Tamatem, bandora, uta… these are all names given by Arabs to the not-so-humble tomato. If the many names to the one fruit is any indication, it’s that the tomato reigns supreme in kitchens all over the Arab world. What would a good tabbouleh or fattoush salad be without tomatoes? What would a tagen (casserole) of okra look like without it’s red sauce? Is it even possible to imagine Middle Eastern cuisine without that vital ingredient?
And more importantly, why on earth am I writing about tomatoes instead of say, writing, reading, or chocolate? Have I fallen into the bottomless abyss of bloggers who have lost their focus and start to spout nonsensical and irrelevant information about whatever crosses their mind?
No. You see, the history of the tomato in the Middle East is probably one of the most interesting discoveries in my research so far.
As some of you may know, my current work-in-progress is a historical novel set in the Arab world during the Crusades. When I first started entertaining the idea of the story, I knew that I would have to do some research about the history of the Crusades. Of course I would. I obviously needed to know what happened in order to write about the time and place. So off I went, rather cheerfully, to the library and various bookstores (perfect excuse for buying books, by the way).
Most of what I was reading was political history, which is the first thing that comes to the minds of most people when they hear “history” and “research”. Some of it was fascinating, and some of it was dead boring.
The only problem was that although it was important, indeed vital, for me to be completely immersed in the historical events of that time period, it soon became clear that in order to be able to write, I would have to take my research to a new level. And this is where the story of the tomato begins.

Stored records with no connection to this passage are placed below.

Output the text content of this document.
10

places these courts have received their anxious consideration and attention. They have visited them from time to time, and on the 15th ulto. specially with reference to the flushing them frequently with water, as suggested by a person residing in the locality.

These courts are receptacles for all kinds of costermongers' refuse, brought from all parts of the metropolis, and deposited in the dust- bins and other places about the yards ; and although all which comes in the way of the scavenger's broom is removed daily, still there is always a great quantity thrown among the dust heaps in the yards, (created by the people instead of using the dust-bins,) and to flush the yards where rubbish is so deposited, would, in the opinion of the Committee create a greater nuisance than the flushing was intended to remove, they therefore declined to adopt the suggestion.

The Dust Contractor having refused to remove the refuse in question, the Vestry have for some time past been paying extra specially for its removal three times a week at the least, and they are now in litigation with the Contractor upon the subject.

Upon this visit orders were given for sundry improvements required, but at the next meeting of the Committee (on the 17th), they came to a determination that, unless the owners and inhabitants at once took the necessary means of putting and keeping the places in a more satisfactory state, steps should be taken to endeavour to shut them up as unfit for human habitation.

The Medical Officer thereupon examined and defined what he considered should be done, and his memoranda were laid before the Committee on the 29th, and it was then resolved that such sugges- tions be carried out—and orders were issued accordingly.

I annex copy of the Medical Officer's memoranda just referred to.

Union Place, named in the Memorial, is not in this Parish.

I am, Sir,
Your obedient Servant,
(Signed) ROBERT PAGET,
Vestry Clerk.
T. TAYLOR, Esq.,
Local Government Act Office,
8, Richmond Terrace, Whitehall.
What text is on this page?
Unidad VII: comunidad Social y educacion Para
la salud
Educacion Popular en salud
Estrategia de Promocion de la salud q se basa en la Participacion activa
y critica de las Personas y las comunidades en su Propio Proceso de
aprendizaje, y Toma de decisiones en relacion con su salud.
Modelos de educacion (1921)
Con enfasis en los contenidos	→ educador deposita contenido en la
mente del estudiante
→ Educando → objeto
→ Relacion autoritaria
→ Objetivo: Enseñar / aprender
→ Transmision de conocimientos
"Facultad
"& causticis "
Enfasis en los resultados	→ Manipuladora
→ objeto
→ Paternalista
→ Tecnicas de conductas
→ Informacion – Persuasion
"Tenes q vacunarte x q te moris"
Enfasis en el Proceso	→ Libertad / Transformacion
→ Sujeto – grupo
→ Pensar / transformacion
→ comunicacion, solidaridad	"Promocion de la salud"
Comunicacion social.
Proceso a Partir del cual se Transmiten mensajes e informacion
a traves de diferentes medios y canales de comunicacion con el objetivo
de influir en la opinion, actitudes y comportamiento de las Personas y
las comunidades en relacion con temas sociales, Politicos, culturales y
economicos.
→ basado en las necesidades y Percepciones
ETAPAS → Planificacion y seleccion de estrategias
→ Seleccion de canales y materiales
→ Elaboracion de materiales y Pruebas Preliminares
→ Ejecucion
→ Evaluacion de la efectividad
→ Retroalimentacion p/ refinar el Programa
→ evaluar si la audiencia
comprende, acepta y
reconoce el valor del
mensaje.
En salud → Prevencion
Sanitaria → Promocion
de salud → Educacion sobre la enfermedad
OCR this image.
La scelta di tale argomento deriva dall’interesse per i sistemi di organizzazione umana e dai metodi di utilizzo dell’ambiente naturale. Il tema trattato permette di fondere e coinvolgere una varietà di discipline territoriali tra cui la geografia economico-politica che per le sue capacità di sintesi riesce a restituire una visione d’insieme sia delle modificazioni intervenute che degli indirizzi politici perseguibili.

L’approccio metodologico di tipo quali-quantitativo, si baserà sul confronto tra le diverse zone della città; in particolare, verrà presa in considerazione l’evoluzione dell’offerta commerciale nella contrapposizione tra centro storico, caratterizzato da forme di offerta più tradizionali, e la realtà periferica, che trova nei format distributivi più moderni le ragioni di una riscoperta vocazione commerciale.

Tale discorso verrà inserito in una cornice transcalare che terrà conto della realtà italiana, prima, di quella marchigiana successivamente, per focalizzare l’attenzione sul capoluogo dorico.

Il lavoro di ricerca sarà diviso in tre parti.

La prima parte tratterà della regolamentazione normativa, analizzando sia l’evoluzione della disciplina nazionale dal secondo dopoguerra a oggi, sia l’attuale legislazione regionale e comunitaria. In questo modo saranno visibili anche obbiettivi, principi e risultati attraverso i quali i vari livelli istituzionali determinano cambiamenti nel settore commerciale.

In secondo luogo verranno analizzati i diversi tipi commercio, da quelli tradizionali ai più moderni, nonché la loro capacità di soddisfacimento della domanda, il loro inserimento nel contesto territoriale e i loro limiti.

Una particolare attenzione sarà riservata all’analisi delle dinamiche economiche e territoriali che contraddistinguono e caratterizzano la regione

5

While I was busily taking notes on the various battles, my characters were — gosh darn them! — getting hungry. So, kind writer and renowned feeder of people that I am, I had to prepare a meal for them. I put a few battles on “hold” and off I went to read up on Arab kitchens during the Crusades. An invaluable resource I found was Lilia Zaouali’s Medieval Cuisine of the Islamic World: A Concise History with 174 Recipes.
This is what I found:
1. There were more Arabic cookbooks written before the year 1400 CE than in the rest of the world. That’s even if you added all the cookbooks written in all other languages together. Well, considering how much we still love food, it figures.
2. Moreover, the mere act of writing down recipes and compiling them was peculiar to medieval Arabs. Other people taught cooking through apprenticeship only.
3. The oldest surviving Arabic cookbook — which does not necessarily mean it is the oldest Arabic cookbook — is called Kitab al-tabikh, or “The Book of Cooking”. It was compiled in the tenth century by Ibn Sayyar al-Warraq, and contains recipes from the courts of eighth and ninth century caliphs.
4. The private physicians of the caliphs had actually recommended certain dishes as being healthy, and this is one of the reasons the Arab world fell in love with the idea of cookbooks. In the eleventh century, a Baghdad physician called Ibn Jazla wrote Minhaj al-bayan fi ma yastaamiluhu al-insan, or very roughly “A declaration of clarification to things used by humans”, a book in which he explained the health benefits of different herbs, plants, and foods, and wrote down a few dozen recipes in detail. The recipes in his book soon became “bestselling” recipes, copied into other cookbooks, and even translated into Latin and German in the fourteenth century.
5. The Arabs were very open to trying out new cuisines, and borrowed and developed recipes from Persia, different regions in the Arab world (after all, it does extend from the Atlantic to the Indian Ocean), and sometimes from Europe. But in places where Europeans and Arabs were in constant contact, such as Andalusia and the Middle East during the Crusades, it was more often the Europeans who borrowed from the Arabs.
6. Finally, to get to the poor tomato. Alas, it did not exist in the Middle East at the time of the Crusades. The tomato, which originated in South America, was “discovered” by the Spanish in the fifteenth or sixteenth centuries. So what did the Arabs use instead? Fruits and flowers. Instead of stewing vegetables and meats in tomato juice, the Arabs used fruits such as pomegranates, quinces, grapes, apples, or plums.
So, while on this Eid holiday I’ll be enjoying oven-roasted stuffed tomatoes for lunch, the characters in my novel will feast on chicken with Seville oranges. Or perhaps some beef with rosebuds.
But of course, like any good writer, for the sake of authenticity, I’ll have to try out some of those medieval recipes, won’t I?